Noi che vendevamo i libri di seconda mano
Andavamo a vendere libri. E, per dieci giorni, diventavamo tutti imprenditori in proprio. Ci ritrovavamo “al Municipio” (mica a piazza Unione Europea, come si chiama oggi) e dal primo pomeriggio a sera, durante i primi giorni di scuola, i nostri (ex) libri vivevano la loro seconda vita nelle mani di altri primini o di ragazzi comunque piu’ piccoli a cui (nonostante il loro sguardo rispettoso) glieli vendevamo a metà prezzo.
Anzi, meno…”costerebbe dodicimila lire…dammene dieci e siamo a posto”. Biologia, filosofia, storia, geografia, inglese, dizionari, atlanti: in quella piazza c’erano il mondo e millenni di storia. Tutto a metà prezzo. Proponevamo le sudate pagine (stra)usate di “libri quasi nuovi”.
Anzi, no talmente vissuti da essere stati sottolineati, disegnati, scritti, macchiati, strappati e che erano comunque già di seconda, terza, quarta mano. Oltre a seni e coseni, guerre e armistizi, batteri e corpi stellari c’erano pezzi della nostra vita vissuta. Dichiarazioni, sfoghi, margherite, cuori, prismi un numero imprecisato di autografi manco fossimo divi di Hollywood in gita sullo Stretto (o forse, speravamo un giorno di diventarlo).
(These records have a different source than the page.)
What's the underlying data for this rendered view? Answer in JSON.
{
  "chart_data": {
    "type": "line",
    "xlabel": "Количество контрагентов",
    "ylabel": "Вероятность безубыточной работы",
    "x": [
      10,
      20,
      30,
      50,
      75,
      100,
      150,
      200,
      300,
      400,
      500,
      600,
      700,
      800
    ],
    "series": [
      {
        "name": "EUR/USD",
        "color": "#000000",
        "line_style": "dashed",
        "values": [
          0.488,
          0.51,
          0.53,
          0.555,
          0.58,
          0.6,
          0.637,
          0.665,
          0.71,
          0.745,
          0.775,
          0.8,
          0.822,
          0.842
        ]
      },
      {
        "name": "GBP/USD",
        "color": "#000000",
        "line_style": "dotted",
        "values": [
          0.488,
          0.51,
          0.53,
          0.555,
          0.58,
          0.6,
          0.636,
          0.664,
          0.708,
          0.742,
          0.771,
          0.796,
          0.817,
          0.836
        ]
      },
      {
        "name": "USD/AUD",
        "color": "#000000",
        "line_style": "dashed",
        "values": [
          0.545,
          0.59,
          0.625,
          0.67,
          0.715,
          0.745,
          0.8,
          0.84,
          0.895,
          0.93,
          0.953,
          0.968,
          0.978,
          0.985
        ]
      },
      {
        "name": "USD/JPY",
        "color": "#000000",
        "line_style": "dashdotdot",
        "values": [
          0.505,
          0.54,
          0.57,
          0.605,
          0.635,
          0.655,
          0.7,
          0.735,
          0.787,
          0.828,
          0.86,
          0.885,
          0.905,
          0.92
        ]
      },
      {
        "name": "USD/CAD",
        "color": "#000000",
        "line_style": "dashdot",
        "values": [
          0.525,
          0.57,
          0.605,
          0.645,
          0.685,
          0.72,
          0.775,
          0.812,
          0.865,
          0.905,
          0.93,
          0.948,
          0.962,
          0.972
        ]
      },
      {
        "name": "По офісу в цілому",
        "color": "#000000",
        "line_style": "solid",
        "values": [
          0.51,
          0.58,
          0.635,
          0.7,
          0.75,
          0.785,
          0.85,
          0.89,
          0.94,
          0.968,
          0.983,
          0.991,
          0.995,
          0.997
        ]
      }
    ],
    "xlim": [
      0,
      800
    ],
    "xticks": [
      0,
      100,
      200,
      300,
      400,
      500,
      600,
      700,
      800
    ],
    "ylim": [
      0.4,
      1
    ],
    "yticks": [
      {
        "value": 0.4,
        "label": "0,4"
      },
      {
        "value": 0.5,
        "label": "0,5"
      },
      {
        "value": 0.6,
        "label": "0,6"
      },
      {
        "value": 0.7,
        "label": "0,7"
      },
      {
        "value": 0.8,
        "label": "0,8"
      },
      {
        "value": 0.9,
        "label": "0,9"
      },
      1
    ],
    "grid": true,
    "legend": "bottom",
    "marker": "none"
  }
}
Oggi a Messina, al Municipio c’è un vuoto di persone e idee difficilmente colmabile. Nessuno scambia o compra e con l’algido utilizzo degli e-book sono scomparsi i baby venditori. Un mestiere breve il loro che, in poco piu’ d’una settimana, riuscivano a racimolare i piccioli che sarebbero stati spesi (nell’ordine) per aggiustare Ciao e Vespe, comprare jeans Wrangler-Levi’s, trucchi (le femmine), Lp (i maschi) e sigarette (ambo i sessi). Giornalai mancati, librai in pectore: eravamo quelli che amavamo i libri. E che li vendevamo.